No transformation in Power BI Every metric on the dashboard is computed in dbt. Power BI reads mart tables directly and applies no business logic of its own. This keeps the transformation layer the single source of truth and makes any future BI tool migration straightforward. There was also a practical reason: the primary stakeholder — the service manager who uses the dashboard weekly — flagged early on that a slow dashboard simply would not get used. Keeping all heavy computation in dbt and serving pre-aggregated mart tables to Power BI keeps the dashboard fast and the adoption barrier low.
Known limitations
No reliable customer count The POS data technically contains seat information, but in practice servers tend to punch all items under the same seat, making the customer count effectively always equal to one. A proxy could be derived for specific analyses — average items per transaction, for example — but no proxy was considered accurate enough for a general dashboard where a misleading number is worse than no number at all.

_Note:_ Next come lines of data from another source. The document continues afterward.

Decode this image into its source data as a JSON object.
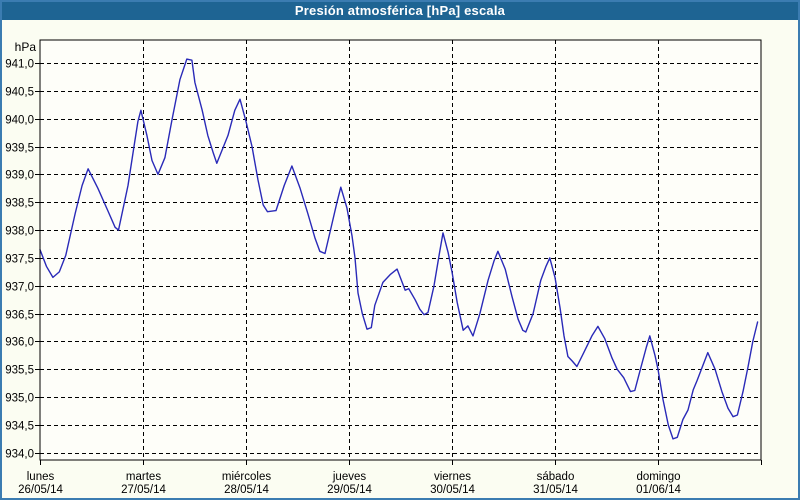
{
  "window": {
    "title": "Presión atmosférica [hPa] escala"
  },
  "colors": {
    "titlebar_bg": "#1E6493",
    "titlebar_text": "#FFFFFF",
    "window_border": "#3B7CB1",
    "window_bg": "#FBFDF2",
    "plot_bg": "#FEFEF9",
    "plot_border": "#000000",
    "grid": "#000000",
    "axis_text": "#000000",
    "line": "#2A2AB8"
  },
  "chart_data": {
    "type": "line",
    "title": "Presión atmosférica [hPa] escala",
    "ylabel": "hPa",
    "legend": "none",
    "grid": {
      "horizontal": true,
      "vertical": true,
      "style": "dashed"
    },
    "y_axis": {
      "min": 934.0,
      "max": 941.0,
      "step": 0.5,
      "plot_range": [
        933.87,
        941.41
      ],
      "tick_labels": [
        "941,0",
        "940,5",
        "940,0",
        "939,5",
        "939,0",
        "938,5",
        "938,0",
        "937,5",
        "937,0",
        "936,5",
        "936,0",
        "935,5",
        "935,0",
        "934,5",
        "934,0"
      ]
    },
    "x_axis": {
      "unit": "hours",
      "range_hours": [
        0,
        168
      ],
      "tick_interval_hours": 24,
      "days": [
        {
          "name": "lunes",
          "date": "26/05/14"
        },
        {
          "name": "martes",
          "date": "27/05/14"
        },
        {
          "name": "miércoles",
          "date": "28/05/14"
        },
        {
          "name": "jueves",
          "date": "29/05/14"
        },
        {
          "name": "viernes",
          "date": "30/05/14"
        },
        {
          "name": "sábado",
          "date": "31/05/14"
        },
        {
          "name": "domingo",
          "date": "01/06/14"
        }
      ]
    },
    "series": [
      {
        "name": "Presión atmosférica",
        "unit": "hPa",
        "color": "#2A2AB8",
        "points": [
          [
            0,
            937.65
          ],
          [
            1.5,
            937.35
          ],
          [
            3,
            937.15
          ],
          [
            4.5,
            937.25
          ],
          [
            6,
            937.55
          ],
          [
            8.2,
            938.3
          ],
          [
            9.8,
            938.8
          ],
          [
            11.2,
            939.1
          ],
          [
            13.5,
            938.75
          ],
          [
            15.8,
            938.35
          ],
          [
            17.5,
            938.05
          ],
          [
            18.3,
            938.0
          ],
          [
            20.5,
            938.8
          ],
          [
            21.9,
            939.5
          ],
          [
            22.8,
            939.95
          ],
          [
            23.5,
            940.15
          ],
          [
            24.9,
            939.7
          ],
          [
            26.1,
            939.25
          ],
          [
            27.5,
            939.0
          ],
          [
            29.1,
            939.3
          ],
          [
            30.8,
            940.0
          ],
          [
            32.6,
            940.7
          ],
          [
            34.2,
            941.07
          ],
          [
            35.4,
            941.05
          ],
          [
            36.1,
            940.65
          ],
          [
            37.8,
            940.15
          ],
          [
            39.1,
            939.7
          ],
          [
            40.3,
            939.4
          ],
          [
            41.2,
            939.2
          ],
          [
            43.8,
            939.7
          ],
          [
            45.4,
            940.15
          ],
          [
            46.6,
            940.35
          ],
          [
            48,
            939.95
          ],
          [
            49.4,
            939.5
          ],
          [
            50.8,
            938.9
          ],
          [
            52,
            938.45
          ],
          [
            53,
            938.33
          ],
          [
            55,
            938.35
          ],
          [
            56.9,
            938.8
          ],
          [
            58.7,
            939.15
          ],
          [
            60.6,
            938.75
          ],
          [
            62.4,
            938.3
          ],
          [
            64.1,
            937.85
          ],
          [
            65.2,
            937.62
          ],
          [
            66.4,
            937.58
          ],
          [
            68,
            938.1
          ],
          [
            69.2,
            938.5
          ],
          [
            70.1,
            938.77
          ],
          [
            71.5,
            938.4
          ],
          [
            72.7,
            937.9
          ],
          [
            73.4,
            937.5
          ],
          [
            74.1,
            936.87
          ],
          [
            75.1,
            936.5
          ],
          [
            76.2,
            936.22
          ],
          [
            77.2,
            936.25
          ],
          [
            78,
            936.65
          ],
          [
            79.9,
            937.06
          ],
          [
            81.6,
            937.2
          ],
          [
            83.2,
            937.3
          ],
          [
            85.1,
            936.92
          ],
          [
            85.9,
            936.95
          ],
          [
            87.4,
            936.75
          ],
          [
            88.5,
            936.58
          ],
          [
            89.5,
            936.48
          ],
          [
            90.4,
            936.52
          ],
          [
            91.8,
            937.0
          ],
          [
            93,
            937.55
          ],
          [
            93.9,
            937.95
          ],
          [
            95.1,
            937.6
          ],
          [
            96,
            937.25
          ],
          [
            97.2,
            936.7
          ],
          [
            98.6,
            936.2
          ],
          [
            99.7,
            936.28
          ],
          [
            100.9,
            936.1
          ],
          [
            102.5,
            936.5
          ],
          [
            104.4,
            937.1
          ],
          [
            105.8,
            937.45
          ],
          [
            106.7,
            937.62
          ],
          [
            108.4,
            937.3
          ],
          [
            110,
            936.8
          ],
          [
            111.4,
            936.4
          ],
          [
            112.5,
            936.2
          ],
          [
            113.2,
            936.17
          ],
          [
            114.9,
            936.5
          ],
          [
            116.7,
            937.1
          ],
          [
            117.9,
            937.35
          ],
          [
            118.8,
            937.5
          ],
          [
            120,
            937.15
          ],
          [
            121.2,
            936.6
          ],
          [
            122.1,
            936.1
          ],
          [
            123,
            935.73
          ],
          [
            124,
            935.65
          ],
          [
            125.1,
            935.55
          ],
          [
            126.7,
            935.8
          ],
          [
            128.6,
            936.1
          ],
          [
            130,
            936.27
          ],
          [
            131.6,
            936.05
          ],
          [
            133.3,
            935.7
          ],
          [
            134.5,
            935.5
          ],
          [
            136,
            935.35
          ],
          [
            137.6,
            935.1
          ],
          [
            138.6,
            935.12
          ],
          [
            139.9,
            935.5
          ],
          [
            141.3,
            935.9
          ],
          [
            142.1,
            936.1
          ],
          [
            143.3,
            935.75
          ],
          [
            144,
            935.5
          ],
          [
            145.2,
            934.95
          ],
          [
            146.4,
            934.5
          ],
          [
            147.5,
            934.25
          ],
          [
            148.5,
            934.28
          ],
          [
            149.8,
            934.6
          ],
          [
            151,
            934.77
          ],
          [
            152.2,
            935.13
          ],
          [
            153.1,
            935.3
          ],
          [
            155.6,
            935.8
          ],
          [
            157.3,
            935.5
          ],
          [
            158.9,
            935.1
          ],
          [
            160.3,
            934.8
          ],
          [
            161.5,
            934.65
          ],
          [
            162.5,
            934.68
          ],
          [
            163.8,
            935.1
          ],
          [
            165,
            935.55
          ],
          [
            166.1,
            936.0
          ],
          [
            167.2,
            936.35
          ]
        ]
      }
    ]
  }
}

Check close time, not order time Transaction timestamps reflect when the check was last printed, not when the first item was entered. This means the data captures when a table closed, not when guests arrived or how long they stayed. True service hours and table turn time cannot be measured from this data.
Server attribution on transferred checks When a server transfers a table to a colleague before closing the check, the transaction is recorded under the last server to handle it. There is no transfer event in the data. Server-level sales figures are therefore accurate for the majority of service but cannot account for table transfers — a known limitation of how the POS records ownership.